Elle attendait peut-être une demande en mariage. Allez savoir ce qu’une femme attend. Une chose est sûre, elles attendent. Mais quoi ? Du coup je ne formulais plus rien, même pas un son qui aurait pu faire semblant d’être articulé. Déçue, se sentant trahie, elle était capable de libérer son ambition et de vouloir devenir présidente de la république. Oui, c’est couru, la plus grande ambition (chez une femme) ne peut naître que sur une peine de cœur. Elle avait commencé à écrire un roman à ce sujet : « Moi aussi je m’appelle Ségolène ». Je me voyais mal en premier Monsieur de France et la quitter lors de son investiture aurait été très mal vu. Avoir une raison de plus de différer la séparation était au-dessus de mes forces.
— Puisque je ne parviens pas à la quitter, le plus simple est qu’elle disparaisse d’une manière où d’une autre.
Pensai-je au paroxysme de mon excitation érotique.
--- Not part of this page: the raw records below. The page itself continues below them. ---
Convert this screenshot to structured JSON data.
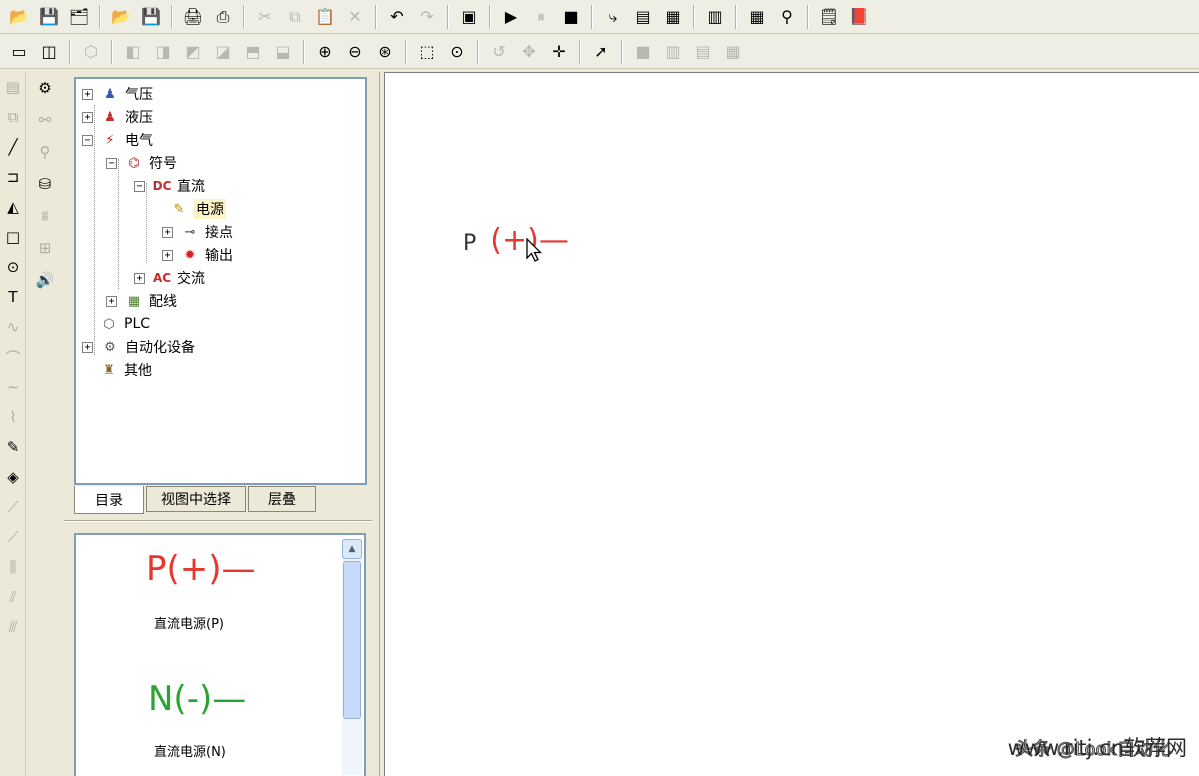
{
  "colors": {
    "positive": "#e8352d",
    "negative": "#2aa532"
  },
  "toolbar1": {
    "items": [
      {
        "icon": "open-folder-icon",
        "glyph": "📂"
      },
      {
        "icon": "save-icon",
        "glyph": "💾"
      },
      {
        "icon": "save-all-icon",
        "glyph": "🗂"
      },
      {
        "sep": true
      },
      {
        "icon": "open-icon",
        "glyph": "📂"
      },
      {
        "icon": "save-disk-icon",
        "glyph": "💾"
      },
      {
        "sep": true
      },
      {
        "icon": "print-preview-icon",
        "glyph": "🖨"
      },
      {
        "icon": "print-icon",
        "glyph": "⎙"
      },
      {
        "sep": true
      },
      {
        "icon": "cut-icon",
        "glyph": "✂",
        "dis": true
      },
      {
        "icon": "copy-icon",
        "glyph": "⧉",
        "dis": true
      },
      {
        "icon": "paste-icon",
        "glyph": "📋",
        "dis": true
      },
      {
        "icon": "delete-icon",
        "glyph": "✕",
        "dis": true
      },
      {
        "sep": true
      },
      {
        "icon": "undo-icon",
        "glyph": "↶"
      },
      {
        "icon": "redo-icon",
        "glyph": "↷",
        "dis": true
      },
      {
        "sep": true
      },
      {
        "icon": "simulate-icon",
        "glyph": "▣"
      },
      {
        "sep": true
      },
      {
        "icon": "play-icon",
        "glyph": "▶"
      },
      {
        "icon": "pause-icon",
        "glyph": "⏸",
        "dis": true
      },
      {
        "icon": "stop-icon",
        "glyph": "■"
      },
      {
        "sep": true
      },
      {
        "icon": "connect-icon",
        "glyph": "⤷"
      },
      {
        "icon": "document-icon",
        "glyph": "▤"
      },
      {
        "icon": "document-check-icon",
        "glyph": "▦"
      },
      {
        "sep": true
      },
      {
        "icon": "library-icon",
        "glyph": "▥"
      },
      {
        "sep": true
      },
      {
        "icon": "grid-icon",
        "glyph": "▦"
      },
      {
        "icon": "probe-icon",
        "glyph": "⚲"
      },
      {
        "sep": true
      },
      {
        "icon": "notes-icon",
        "glyph": "🗒"
      },
      {
        "icon": "help-book-icon",
        "glyph": "📕"
      }
    ]
  },
  "toolbar2": {
    "items": [
      {
        "icon": "layout-single-icon",
        "glyph": "▭"
      },
      {
        "icon": "layout-split-icon",
        "glyph": "◫"
      },
      {
        "sep": true
      },
      {
        "icon": "shape-box-icon",
        "glyph": "⬡",
        "dis": true
      },
      {
        "sep": true
      },
      {
        "icon": "view-front-icon",
        "glyph": "◧",
        "dis": true
      },
      {
        "icon": "view-side-icon",
        "glyph": "◨",
        "dis": true
      },
      {
        "icon": "view-top-icon",
        "glyph": "◩",
        "dis": true
      },
      {
        "icon": "view-iso-icon",
        "glyph": "◪",
        "dis": true
      },
      {
        "icon": "view-back-icon",
        "glyph": "⬒",
        "dis": true
      },
      {
        "icon": "view-bottom-icon",
        "glyph": "⬓",
        "dis": true
      },
      {
        "sep": true
      },
      {
        "icon": "zoom-in-icon",
        "glyph": "⊕"
      },
      {
        "icon": "zoom-out-icon",
        "glyph": "⊖"
      },
      {
        "icon": "zoom-fit-icon",
        "glyph": "⊛"
      },
      {
        "sep": true
      },
      {
        "icon": "zoom-window-icon",
        "glyph": "⬚"
      },
      {
        "icon": "zoom-region-icon",
        "glyph": "⊙"
      },
      {
        "sep": true
      },
      {
        "icon": "rotate-icon",
        "glyph": "↺",
        "dis": true
      },
      {
        "icon": "orbit-icon",
        "glyph": "✥",
        "dis": true
      },
      {
        "icon": "pan-icon",
        "glyph": "✛"
      },
      {
        "sep": true
      },
      {
        "icon": "select-pointer-icon",
        "glyph": "➚"
      },
      {
        "sep": true
      },
      {
        "icon": "panel-full-icon",
        "glyph": "■",
        "dis": true
      },
      {
        "icon": "panel-vertical-icon",
        "glyph": "▥",
        "dis": true
      },
      {
        "icon": "panel-horizontal-icon",
        "glyph": "▤",
        "dis": true
      },
      {
        "icon": "panel-quad-icon",
        "glyph": "▦",
        "dis": true
      }
    ]
  },
  "draw_tools": [
    {
      "icon": "page-icon",
      "glyph": "▤",
      "dis": true
    },
    {
      "icon": "page-link-icon",
      "glyph": "⧉",
      "dis": true
    },
    {
      "icon": "line-tool-icon",
      "glyph": "╱"
    },
    {
      "icon": "polyline-tool-icon",
      "glyph": "⊐"
    },
    {
      "icon": "polygon-tool-icon",
      "glyph": "◭"
    },
    {
      "icon": "rectangle-tool-icon",
      "glyph": "□"
    },
    {
      "icon": "ellipse-tool-icon",
      "glyph": "⊙"
    },
    {
      "icon": "text-tool-icon",
      "glyph": "T"
    },
    {
      "icon": "curve-tool-icon",
      "glyph": "∿",
      "dis": true
    },
    {
      "icon": "arc-tool-icon",
      "glyph": "⌒",
      "dis": true
    },
    {
      "icon": "bezier-tool-icon",
      "glyph": "∼",
      "dis": true
    },
    {
      "icon": "spline-tool-icon",
      "glyph": "⌇",
      "dis": true
    },
    {
      "icon": "pen-tool-icon",
      "glyph": "✎"
    },
    {
      "icon": "fill-tool-icon",
      "glyph": "◈"
    },
    {
      "icon": "graph-tool-icon",
      "glyph": "⟋",
      "dis": true
    },
    {
      "icon": "graph2-tool-icon",
      "glyph": "⟋",
      "dis": true
    },
    {
      "icon": "align-tool-icon",
      "glyph": "⫼",
      "dis": true
    },
    {
      "icon": "distribute-tool-icon",
      "glyph": "⫽",
      "dis": true
    },
    {
      "icon": "group-tool-icon",
      "glyph": "⫻",
      "dis": true
    }
  ],
  "component_tools": [
    {
      "icon": "component-icon",
      "glyph": "⚙"
    },
    {
      "icon": "link-component-icon",
      "glyph": "⚯",
      "dis": true
    },
    {
      "icon": "move-person-icon",
      "glyph": "⚲",
      "dis": true
    },
    {
      "icon": "cylinder-icon",
      "glyph": "⛁"
    },
    {
      "icon": "chart-icon",
      "glyph": "⩩",
      "dis": true
    },
    {
      "icon": "table-icon",
      "glyph": "⊞",
      "dis": true
    },
    {
      "icon": "speaker-icon",
      "glyph": "🔊"
    }
  ],
  "tree": {
    "nodes": [
      {
        "label": "气压",
        "icon": "pneumatic-icon",
        "glyph": "♟",
        "color": "#3557b5",
        "expander": "+"
      },
      {
        "label": "液压",
        "icon": "hydraulic-icon",
        "glyph": "♟",
        "color": "#c4302b",
        "expander": "+"
      },
      {
        "label": "电气",
        "icon": "electrical-icon",
        "glyph": "⚡",
        "color": "#b42020",
        "expander": "−"
      },
      {
        "label": "符号",
        "icon": "symbol-icon",
        "glyph": "⌬",
        "color": "#b42020",
        "expander": "−"
      },
      {
        "label": "直流",
        "icon": "dc-icon",
        "glyph": "DC",
        "color": "#c42c2c",
        "expander": "−"
      },
      {
        "label": "电源",
        "icon": "power-source-icon",
        "glyph": "✎",
        "color": "#b8860b",
        "expander": ""
      },
      {
        "label": "接点",
        "icon": "contact-icon",
        "glyph": "⊸",
        "color": "#333333",
        "expander": "+"
      },
      {
        "label": "输出",
        "icon": "output-icon",
        "glyph": "✹",
        "color": "#d42020",
        "expander": "+"
      },
      {
        "label": "交流",
        "icon": "ac-icon",
        "glyph": "AC",
        "color": "#c42c2c",
        "expander": "+"
      },
      {
        "label": "配线",
        "icon": "wiring-icon",
        "glyph": "▦",
        "color": "#4a7a2a",
        "expander": "+"
      },
      {
        "label": "PLC",
        "icon": "plc-icon",
        "glyph": "⬡",
        "color": "#555555",
        "expander": ""
      },
      {
        "label": "自动化设备",
        "icon": "automation-icon",
        "glyph": "⚙",
        "color": "#555555",
        "expander": "+"
      },
      {
        "label": "其他",
        "icon": "other-icon",
        "glyph": "♜",
        "color": "#8a6a2a",
        "expander": ""
      }
    ]
  },
  "tabs": {
    "catalog": "目录",
    "select_in_view": "视图中选择",
    "layers": "层叠"
  },
  "preview": {
    "positive_symbol": "P(+)—",
    "positive_caption": "直流电源(P)",
    "negative_symbol": "N(-)—",
    "negative_caption": "直流电源(N)"
  },
  "canvas": {
    "label_p": "P",
    "symbol": "(+)—"
  },
  "watermark": {
    "text": "头条 @Look自动化",
    "site": "www.ritj.cn软荐网"
  }
}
En devenant présidente où lauréate d’un prix littéraire, elle faisait échouer brillamment ce projet. L’intuition féminine ! Tuer une présidente de la république est plus grave que tuer sa femme, d’autant qu’il y aura aggravation en tant que conjoint.
C’est pas facile de penser à tout ça, surtout en faisant l’amour. Elle va finir par percevoir mes contradictions même si je fais tout mon possible pour me taire. C’est ce que je fais de mieux, me taire (sauf quand je crie la nuit mais là je ne suis pas responsable).
— Je ne parlerais jamais.
Elle est prévenue, je lui ai dit. Ça ne lui plaît pas. J’espérais que ça la ferait fuir comme le prédateur devant l’odeur du putois. Mais non. Elle est têtue, elle espère. C’est son verbe préféré avec attendre et aimer. Aimer, ce n’est même pas la peine d’y songer, ça a déjà fait couler trop d’encre pour en parler. Et je n’espère ni n’attends plus rien. Si la retraite. Encore que je ne sais pas si on va me la donner vu que je n’ai jamais travaillé. Je rêvais d’être son chauffeur. C’est mon idéal. Ou une espèce de garde de son corps. Je pourrais aussi bien l’enfermer dans une vitrine et la garder là, au milieu des poupées bretonnes. Bref, je divague. Et ce que je dis est vague. Surtout que je suis incapable de l’extérioriser. Encore moins en faisant l’amour. Autrefois je l’avais placée sur un piédestal, elle en est vite descendue elle ne tient pas en place et se sentait abandonnée. Y a de quoi. Mais je n’avais rien d’autre à lui proposer. A part faire des courses au supermarché et ensuite manger à la cafétéria ou aller voir mes parents, mais ça c’est une autre histoire, encore plus vague. Quand je m’aborde au problème un voile me descend sur la conscience.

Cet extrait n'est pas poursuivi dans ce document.